That's not a great comparison there. They've gone from a 2+ year old, somewhat customised kernel, and then compared it to a bleeding edge vanilla upstream kernel.
It's worth pointing out that Ubuntu has currently opted to only put in Meltdown patches with the kernel they released yesterday. Spectre stuff is still to come. (https://wiki.ubuntu.com/SecurityTeam/KnowledgeBase/SpectreAndMeltdown https://wiki.ubuntu.com/SecurityTeam/KnowledgeBase/SpectreAndMeltdown) so that benchmark probably won't reflect what anyone actually sees anyway.

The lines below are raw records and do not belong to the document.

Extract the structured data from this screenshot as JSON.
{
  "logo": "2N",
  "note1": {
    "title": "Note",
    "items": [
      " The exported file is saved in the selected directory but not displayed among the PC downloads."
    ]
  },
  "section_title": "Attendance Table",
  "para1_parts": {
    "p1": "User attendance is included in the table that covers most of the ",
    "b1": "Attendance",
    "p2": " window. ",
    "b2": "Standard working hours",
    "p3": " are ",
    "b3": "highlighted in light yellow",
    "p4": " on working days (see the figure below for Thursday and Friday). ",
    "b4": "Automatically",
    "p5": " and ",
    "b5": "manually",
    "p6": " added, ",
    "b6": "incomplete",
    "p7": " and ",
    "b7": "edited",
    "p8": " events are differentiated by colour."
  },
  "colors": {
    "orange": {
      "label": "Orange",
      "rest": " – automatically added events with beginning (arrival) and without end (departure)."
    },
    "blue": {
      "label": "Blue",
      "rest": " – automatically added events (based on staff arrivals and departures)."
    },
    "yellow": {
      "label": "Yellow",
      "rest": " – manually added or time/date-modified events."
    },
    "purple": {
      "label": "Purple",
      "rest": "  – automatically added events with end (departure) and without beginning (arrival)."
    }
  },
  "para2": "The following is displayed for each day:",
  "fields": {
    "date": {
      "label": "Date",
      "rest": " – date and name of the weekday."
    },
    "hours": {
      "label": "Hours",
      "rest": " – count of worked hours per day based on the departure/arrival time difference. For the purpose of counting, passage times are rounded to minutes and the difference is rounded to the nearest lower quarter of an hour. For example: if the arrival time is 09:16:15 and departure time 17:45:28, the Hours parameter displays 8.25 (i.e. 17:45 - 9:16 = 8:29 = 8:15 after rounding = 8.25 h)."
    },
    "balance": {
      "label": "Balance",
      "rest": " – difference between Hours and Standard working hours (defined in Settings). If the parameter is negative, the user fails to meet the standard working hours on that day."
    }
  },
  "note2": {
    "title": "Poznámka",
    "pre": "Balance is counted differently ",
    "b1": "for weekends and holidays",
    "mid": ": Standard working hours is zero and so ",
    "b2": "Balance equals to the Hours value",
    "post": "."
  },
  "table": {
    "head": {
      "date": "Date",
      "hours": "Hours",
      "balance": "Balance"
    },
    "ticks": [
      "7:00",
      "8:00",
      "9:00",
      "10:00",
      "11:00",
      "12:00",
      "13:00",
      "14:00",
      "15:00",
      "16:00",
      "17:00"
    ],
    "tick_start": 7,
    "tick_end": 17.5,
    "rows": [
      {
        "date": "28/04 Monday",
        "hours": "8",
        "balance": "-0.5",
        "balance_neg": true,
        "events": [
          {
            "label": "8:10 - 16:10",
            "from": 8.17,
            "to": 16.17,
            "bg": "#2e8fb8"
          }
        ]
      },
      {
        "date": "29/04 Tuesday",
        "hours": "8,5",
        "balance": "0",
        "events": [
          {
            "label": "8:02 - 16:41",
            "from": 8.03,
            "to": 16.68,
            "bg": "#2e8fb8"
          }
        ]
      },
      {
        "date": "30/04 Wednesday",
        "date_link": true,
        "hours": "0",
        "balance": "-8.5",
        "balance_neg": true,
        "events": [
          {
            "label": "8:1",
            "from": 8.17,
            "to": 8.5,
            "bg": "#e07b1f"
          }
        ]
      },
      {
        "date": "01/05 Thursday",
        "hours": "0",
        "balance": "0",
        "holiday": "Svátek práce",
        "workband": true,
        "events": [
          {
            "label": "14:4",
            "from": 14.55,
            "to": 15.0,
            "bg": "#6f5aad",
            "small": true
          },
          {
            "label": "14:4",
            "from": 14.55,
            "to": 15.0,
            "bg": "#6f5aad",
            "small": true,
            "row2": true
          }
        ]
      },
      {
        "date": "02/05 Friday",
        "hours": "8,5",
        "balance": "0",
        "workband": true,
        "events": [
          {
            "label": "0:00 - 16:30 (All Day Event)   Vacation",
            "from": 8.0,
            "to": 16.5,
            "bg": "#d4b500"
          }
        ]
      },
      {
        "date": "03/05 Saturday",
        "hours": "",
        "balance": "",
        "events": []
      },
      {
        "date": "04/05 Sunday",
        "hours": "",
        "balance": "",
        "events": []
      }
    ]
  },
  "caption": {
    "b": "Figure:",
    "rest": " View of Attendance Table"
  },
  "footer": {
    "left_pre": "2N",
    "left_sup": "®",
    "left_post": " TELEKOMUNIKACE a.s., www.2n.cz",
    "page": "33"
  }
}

Impact is going to be very variable based on what is being benchmarked. I've been doing a whole bunch of benchmarking at work as part of some broad investigations of the impact for our customers, leveraging a few different resources. I haven't grabbed and run the speed.python.org http://speed.python.org/ benchmarks but I may be able to spin up a bare metal CentOS instance tomorrow and run through the paces with a pre/post Spectre and Meltdown patched kernel, if it's straightforward to do. (are there any documents people could point me to with instructions?)
I'd consider the patches here to largely invalidate any historical performance benchmarks for a comparison perspective. Even on a CPU with PCID capabilities there is definitely a hit on certain types of operations.
We're also very much in the "patch to make it secure" phase, with an optimisation phase still to come, and it's not certain what Intel, AMD, and/or ARM are going to push out by way of updates that may mitigate the impact. There's going to be a lot of focus on improving the performance situation over the next while, so the odds are reasonable that full historical benchmarks will need to be run repeatedly, I guess?
On January 11, 2018 12:36:16 AM UTC, Nick Coghlan email@example.com wrote: Hi folks,
Reading https://medium.com/implodinggradients/meltdown-c24a9d5e254e https://medium.com/implodinggradients/meltdown-c24a9d5e254e prompts me to ask: are speed.python.org benchmark results produced now actually going to be comparable with those executed last year?
Or will the old results need to be backfilled again with the new baseline OS performance?